Mills created the app when he moved to a sprawling ranch in fire-prone Sonoma County after 16 years in San Francisco. In 2020, his neighbor’s ranch caught fire, and Mills failed to receive warning. He decided to use his training as a software engineer to build a “megaphone” app to collect, verify, and amplify fire information. Before that, many in fire zones had no option but to rely on unverified and sometimes incorrect information on social media. 

“I had to convince these country folk that I’m not a Silicon Valley tech bro here to take advantage of their community and not be a part of it,” Mills said of recruiting volunteers, adding that he formed the company as a nonprofit to build an app “that is not about money but about life and safety.”

In line with its mission of broadcasting accurate and potentially lifesaving alerts, Watch Duty has been using its rising profile to fight back against conspiracy theories spreading about the Los Angeles fires.

When Elon Musk reposted to X one of Donald Trump’s Truth Social posts blaming Gov. Gavin “Newscum” for having “no water for fire hydrants, no firefighting planes,” Watch Duty replied: “Sorry to burst your bubble but there aren’t enough men, women, or equipment to deploy enough water to stop wind-driven fires like this.

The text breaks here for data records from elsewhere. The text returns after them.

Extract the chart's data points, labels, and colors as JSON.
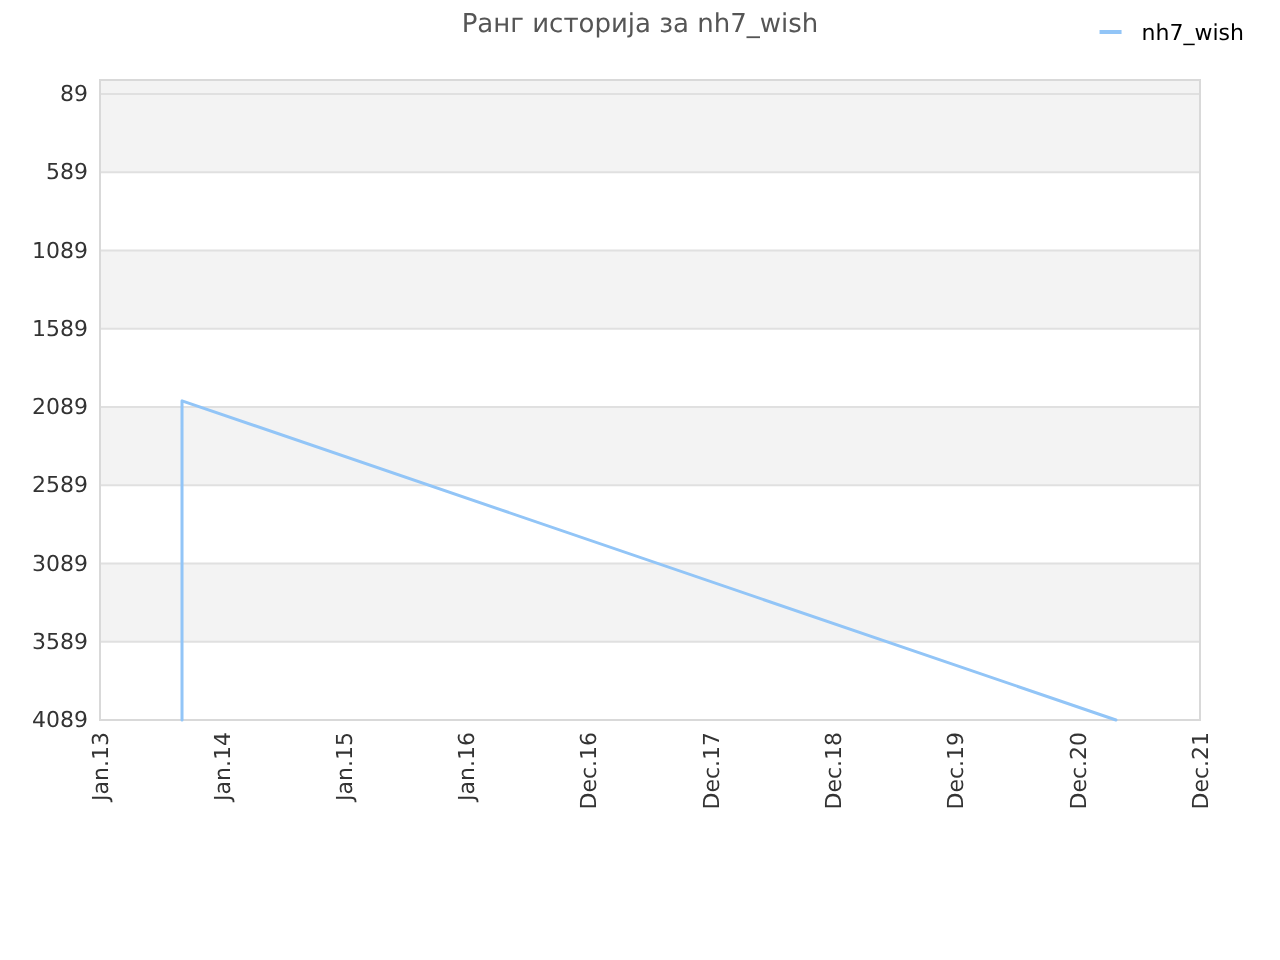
{
  "chart_data": {
    "type": "line",
    "title": "Ранг историја за nh7_wish",
    "x": [
      "2013-09-03",
      "2013-09-03",
      "2021-04-24"
    ],
    "series": [
      {
        "name": "nh7_wish",
        "color": "#92c5f7",
        "values": [
          4089,
          2050,
          4089
        ]
      }
    ],
    "xlim": [
      "2013-01-01",
      "2021-12-31"
    ],
    "xticks": [
      {
        "value": "2013-01-01",
        "label": "Jan.13"
      },
      {
        "value": "2014-01-01",
        "label": "Jan.14"
      },
      {
        "value": "2015-01-01",
        "label": "Jan.15"
      },
      {
        "value": "2016-01-01",
        "label": "Jan.16"
      },
      {
        "value": "2016-12-31",
        "label": "Dec.16"
      },
      {
        "value": "2017-12-31",
        "label": "Dec.17"
      },
      {
        "value": "2018-12-31",
        "label": "Dec.18"
      },
      {
        "value": "2019-12-31",
        "label": "Dec.19"
      },
      {
        "value": "2020-12-31",
        "label": "Dec.20"
      },
      {
        "value": "2021-12-31",
        "label": "Dec.21"
      }
    ],
    "ylim": [
      4089,
      0
    ],
    "yticks": [
      89,
      589,
      1089,
      1589,
      2089,
      2589,
      3089,
      3589,
      4089
    ],
    "grid": "y",
    "legend": "top right",
    "line_style": "solid"
  }
}
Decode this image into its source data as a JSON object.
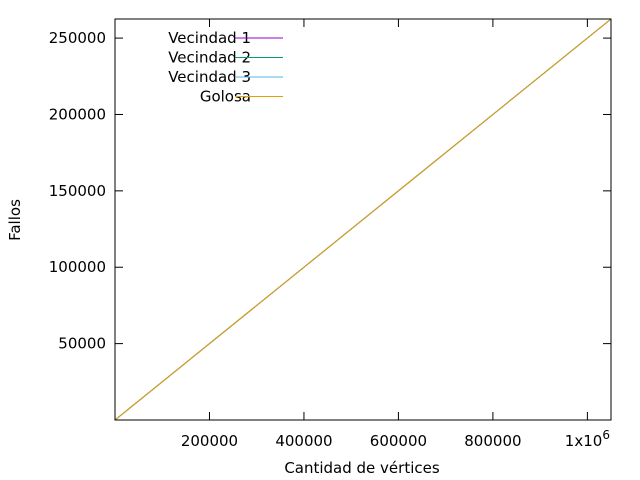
{
  "chart_data": {
    "type": "line",
    "title": "",
    "xlabel": "Cantidad de vértices",
    "ylabel": "Fallos",
    "xlim": [
      0,
      1050000
    ],
    "ylim": [
      0,
      262500
    ],
    "x_ticks": [
      {
        "value": 200000,
        "label": "200000"
      },
      {
        "value": 400000,
        "label": "400000"
      },
      {
        "value": 600000,
        "label": "600000"
      },
      {
        "value": 800000,
        "label": "800000"
      },
      {
        "value": 1000000,
        "label": "1x10",
        "sup": "6"
      }
    ],
    "y_ticks": [
      {
        "value": 50000,
        "label": "50000"
      },
      {
        "value": 100000,
        "label": "100000"
      },
      {
        "value": 150000,
        "label": "150000"
      },
      {
        "value": 200000,
        "label": "200000"
      },
      {
        "value": 250000,
        "label": "250000"
      }
    ],
    "grid": false,
    "legend_position": "top-left",
    "series": [
      {
        "name": "Vecindad 1",
        "color": "#9400d3",
        "x": [
          0,
          1050000
        ],
        "y": [
          0,
          262500
        ]
      },
      {
        "name": "Vecindad 2",
        "color": "#009e73",
        "x": [
          0,
          1050000
        ],
        "y": [
          0,
          262500
        ]
      },
      {
        "name": "Vecindad 3",
        "color": "#56b4e9",
        "x": [
          0,
          1050000
        ],
        "y": [
          0,
          262500
        ]
      },
      {
        "name": "Golosa",
        "color": "#e69f00",
        "x": [
          0,
          1050000
        ],
        "y": [
          0,
          262500
        ]
      }
    ]
  }
}
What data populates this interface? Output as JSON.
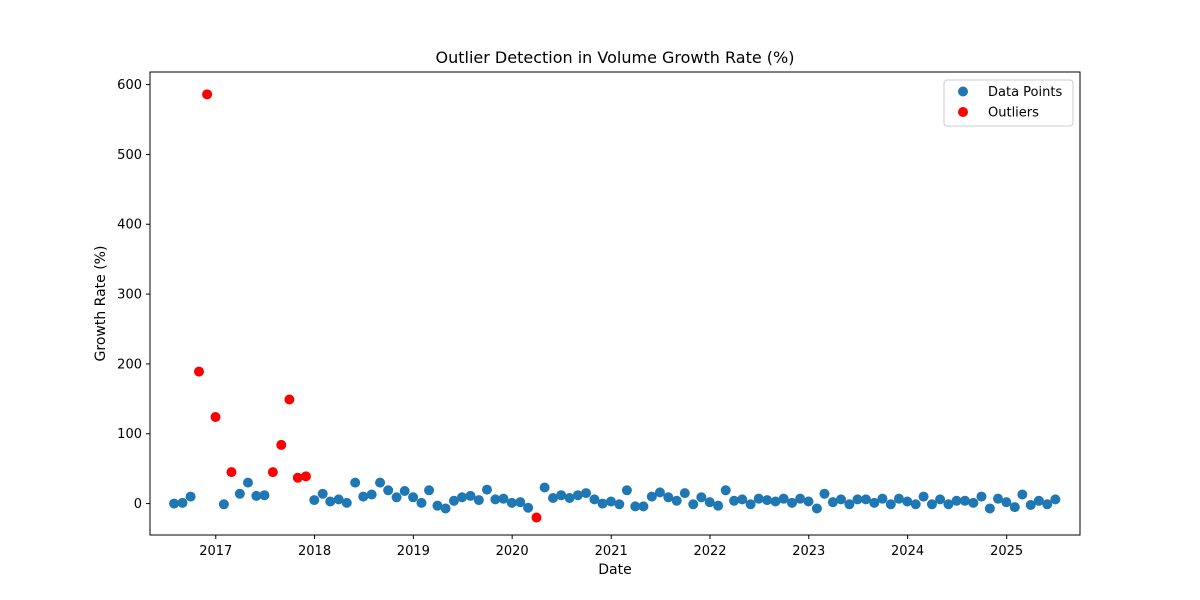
{
  "chart_data": {
    "type": "scatter",
    "title": "Outlier Detection in Volume Growth Rate (%)",
    "xlabel": "Date",
    "ylabel": "Growth Rate (%)",
    "xlim": [
      "2016-05-03",
      "2025-09-29"
    ],
    "ylim": [
      -45,
      618
    ],
    "x_ticks": [
      "2017",
      "2018",
      "2019",
      "2020",
      "2021",
      "2022",
      "2023",
      "2024",
      "2025"
    ],
    "y_ticks": [
      0,
      100,
      200,
      300,
      400,
      500,
      600
    ],
    "legend_position": "top-right",
    "grid": false,
    "series": [
      {
        "name": "Data Points",
        "color": "#1f77b4",
        "points": [
          [
            "2016-07-31",
            0
          ],
          [
            "2016-08-31",
            1
          ],
          [
            "2016-09-30",
            10
          ],
          [
            "2017-01-31",
            -1
          ],
          [
            "2017-03-31",
            14
          ],
          [
            "2017-04-30",
            30
          ],
          [
            "2017-05-31",
            11
          ],
          [
            "2017-06-30",
            12
          ],
          [
            "2017-12-31",
            5
          ],
          [
            "2018-01-31",
            14
          ],
          [
            "2018-02-28",
            3
          ],
          [
            "2018-03-31",
            6
          ],
          [
            "2018-04-30",
            1
          ],
          [
            "2018-05-31",
            30
          ],
          [
            "2018-06-30",
            10
          ],
          [
            "2018-07-31",
            13
          ],
          [
            "2018-08-31",
            30
          ],
          [
            "2018-09-30",
            19
          ],
          [
            "2018-10-31",
            9
          ],
          [
            "2018-11-30",
            18
          ],
          [
            "2018-12-31",
            9
          ],
          [
            "2019-01-31",
            1
          ],
          [
            "2019-02-28",
            19
          ],
          [
            "2019-03-31",
            -3
          ],
          [
            "2019-04-30",
            -7
          ],
          [
            "2019-05-31",
            4
          ],
          [
            "2019-06-30",
            9
          ],
          [
            "2019-07-31",
            11
          ],
          [
            "2019-08-31",
            5
          ],
          [
            "2019-09-30",
            20
          ],
          [
            "2019-10-31",
            6
          ],
          [
            "2019-11-30",
            7
          ],
          [
            "2019-12-31",
            1
          ],
          [
            "2020-01-31",
            2
          ],
          [
            "2020-02-29",
            -6
          ],
          [
            "2020-04-30",
            23
          ],
          [
            "2020-05-31",
            8
          ],
          [
            "2020-06-30",
            12
          ],
          [
            "2020-07-31",
            8
          ],
          [
            "2020-08-31",
            12
          ],
          [
            "2020-09-30",
            15
          ],
          [
            "2020-10-31",
            6
          ],
          [
            "2020-11-30",
            0
          ],
          [
            "2020-12-31",
            3
          ],
          [
            "2021-01-31",
            -1
          ],
          [
            "2021-02-28",
            19
          ],
          [
            "2021-03-31",
            -4
          ],
          [
            "2021-04-30",
            -4
          ],
          [
            "2021-05-31",
            10
          ],
          [
            "2021-06-30",
            16
          ],
          [
            "2021-07-31",
            9
          ],
          [
            "2021-08-31",
            4
          ],
          [
            "2021-09-30",
            15
          ],
          [
            "2021-10-31",
            -1
          ],
          [
            "2021-11-30",
            9
          ],
          [
            "2021-12-31",
            2
          ],
          [
            "2022-01-31",
            -3
          ],
          [
            "2022-02-28",
            19
          ],
          [
            "2022-03-31",
            4
          ],
          [
            "2022-04-30",
            6
          ],
          [
            "2022-05-31",
            -1
          ],
          [
            "2022-06-30",
            7
          ],
          [
            "2022-07-31",
            5
          ],
          [
            "2022-08-31",
            3
          ],
          [
            "2022-09-30",
            7
          ],
          [
            "2022-10-31",
            1
          ],
          [
            "2022-11-30",
            7
          ],
          [
            "2022-12-31",
            3
          ],
          [
            "2023-01-31",
            -7
          ],
          [
            "2023-02-28",
            14
          ],
          [
            "2023-03-31",
            2
          ],
          [
            "2023-04-30",
            6
          ],
          [
            "2023-05-31",
            -1
          ],
          [
            "2023-06-30",
            6
          ],
          [
            "2023-07-31",
            6
          ],
          [
            "2023-08-31",
            1
          ],
          [
            "2023-09-30",
            7
          ],
          [
            "2023-10-31",
            -1
          ],
          [
            "2023-11-30",
            7
          ],
          [
            "2023-12-31",
            3
          ],
          [
            "2024-01-31",
            -1
          ],
          [
            "2024-02-29",
            10
          ],
          [
            "2024-03-31",
            -1
          ],
          [
            "2024-04-30",
            6
          ],
          [
            "2024-05-31",
            -1
          ],
          [
            "2024-06-30",
            4
          ],
          [
            "2024-07-31",
            4
          ],
          [
            "2024-08-31",
            1
          ],
          [
            "2024-09-30",
            10
          ],
          [
            "2024-10-31",
            -7
          ],
          [
            "2024-11-30",
            7
          ],
          [
            "2024-12-31",
            2
          ],
          [
            "2025-01-31",
            -5
          ],
          [
            "2025-02-28",
            13
          ],
          [
            "2025-03-31",
            -2
          ],
          [
            "2025-04-30",
            4
          ],
          [
            "2025-05-31",
            -1
          ],
          [
            "2025-06-30",
            6
          ]
        ]
      },
      {
        "name": "Outliers",
        "color": "#ff0000",
        "points": [
          [
            "2016-10-31",
            189
          ],
          [
            "2016-11-30",
            586
          ],
          [
            "2016-12-31",
            124
          ],
          [
            "2017-02-28",
            45
          ],
          [
            "2017-07-31",
            45
          ],
          [
            "2017-08-31",
            84
          ],
          [
            "2017-09-30",
            149
          ],
          [
            "2017-10-31",
            37
          ],
          [
            "2017-11-30",
            39
          ],
          [
            "2020-03-31",
            -20
          ]
        ]
      }
    ]
  }
}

“Why don’t you take some of that ‘go to mars’ money and actually help rather than Monday morning quarterbacking during a live fire?”

Musk, along with President-elect Trump and a host of right-wing personalities, has laid blame for the fires on wokeism and California’s diversity, equity, and inclusion policies.

“DEI means people DIE,” Musk posted Wednesday. In a now-deleted post, he agreed with conspiracy theorist Alex Jones’ claim that the fires are part of “a globalist plot to wage economic warfare” and deindustrialize the United States.

When one X user decried what they described as Watch Duty’s foray into politics, the app posted: “We aren’t anything other than a non-profit corporation. We have no political beliefs. We believe in life and safety.”

“What we don’t believe in however, is yelling on Twitter about ‘what should have been done’ while people are running for their lives. Do better.” 

Mills notes that this isn’t the first time wildfires have inspired conspiracy theories that proliferate online. “Social media is not the place for disaster information,” he said.

For now, Watch Duty is focused on disseminating accurate information in Southern California. But eventually, Mills said, the app will be “the disaster platform for the world.” 

“Whether you’re dealing with a torrential flood or an impending wildfire, you need facts,” he said.